The present invention, in some embodiments thereof, relates to suspension systems for vehicles, and in particular to suspension systems having selective activation according to parameters of the impact or perturbation.
Rotating masses tend to accommodate vibrations and shocks due to internal and/or external forces and impacts from surfaces in contact. One example is the vibratory motion of a wheel when it travels a distance on a non-purely smooth surface. Motorized and other vehicles commonly include cumbersome suspension systems in order to protect their chassis or other affiliated parts from early failure as well as to avoid unpleasant conditions to passengers.
Suspension systems, mostly including springs and damping elements, are commonly connected to static parts of the machine or vehicle, on one end, and in direct contact with the axle or other elements that provide a stable axis of rotation to the rotating mass or rotator. For example, a wheel that travels over a rough surface will transfer axial, vertical and other forces (e.g., impacts and/or vibratory) to the axle, which will be partially absorbed and diminished using suspension means that can be located between the axel and the chassis. Several attempts are known for implementing suspension mechanisms inside the wheels.
In recent years there is a growing trend towards more efficient self-propelled vehicles where the invested human power is transferred to movement of the vehicle with minimal energy loss. Modern wheelchairs and bicycles incorporate lightweight structural parts, wheels structures with improved strength-weight ratio, tires designed for minimized resistance to rolling, etc.
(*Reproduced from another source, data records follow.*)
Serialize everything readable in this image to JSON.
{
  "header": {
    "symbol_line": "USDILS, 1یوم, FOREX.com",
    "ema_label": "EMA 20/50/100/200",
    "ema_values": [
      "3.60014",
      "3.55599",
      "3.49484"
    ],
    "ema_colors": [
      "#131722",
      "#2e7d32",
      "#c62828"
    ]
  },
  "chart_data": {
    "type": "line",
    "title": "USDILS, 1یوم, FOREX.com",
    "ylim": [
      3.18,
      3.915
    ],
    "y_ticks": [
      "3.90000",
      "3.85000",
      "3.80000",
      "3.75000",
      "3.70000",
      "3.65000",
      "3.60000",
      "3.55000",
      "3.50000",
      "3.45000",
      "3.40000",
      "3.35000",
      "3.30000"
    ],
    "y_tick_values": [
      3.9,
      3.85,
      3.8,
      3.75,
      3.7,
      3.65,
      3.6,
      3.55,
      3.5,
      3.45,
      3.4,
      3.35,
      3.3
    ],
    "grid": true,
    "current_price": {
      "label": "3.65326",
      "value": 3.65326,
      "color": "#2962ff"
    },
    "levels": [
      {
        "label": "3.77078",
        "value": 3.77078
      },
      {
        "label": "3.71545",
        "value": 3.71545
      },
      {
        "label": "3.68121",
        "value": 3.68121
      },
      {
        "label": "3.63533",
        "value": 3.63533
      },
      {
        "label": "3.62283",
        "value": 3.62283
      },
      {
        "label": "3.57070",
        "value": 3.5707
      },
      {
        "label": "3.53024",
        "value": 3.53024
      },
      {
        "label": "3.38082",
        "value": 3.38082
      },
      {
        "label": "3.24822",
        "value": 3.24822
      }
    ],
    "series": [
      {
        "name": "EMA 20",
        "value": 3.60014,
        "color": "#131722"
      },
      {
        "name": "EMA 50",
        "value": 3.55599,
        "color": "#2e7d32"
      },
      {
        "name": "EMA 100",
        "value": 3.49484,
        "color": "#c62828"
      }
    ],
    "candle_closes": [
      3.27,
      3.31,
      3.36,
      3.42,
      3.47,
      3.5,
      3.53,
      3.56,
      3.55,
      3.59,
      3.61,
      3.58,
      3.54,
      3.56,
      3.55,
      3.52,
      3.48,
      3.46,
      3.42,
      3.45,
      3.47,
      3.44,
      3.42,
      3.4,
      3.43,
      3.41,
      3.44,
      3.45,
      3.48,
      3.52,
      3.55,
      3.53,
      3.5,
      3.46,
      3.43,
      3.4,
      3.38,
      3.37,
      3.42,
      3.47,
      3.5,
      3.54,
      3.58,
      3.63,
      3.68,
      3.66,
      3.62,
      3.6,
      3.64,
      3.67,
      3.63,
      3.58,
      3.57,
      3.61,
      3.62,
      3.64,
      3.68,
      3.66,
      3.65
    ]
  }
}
There is also a preference of most riders to feel a rigid or responsive ride, rather than a soft one, especially when driving over substantially smooth surfaces and/or when riding upward inclines, and also when accelerating, decelerating or maneuvering. When suspension is implemented the manufacturers usually make some accepted tradeoffs between the physiological and improved comfort needs with the dynamic preferences of the users.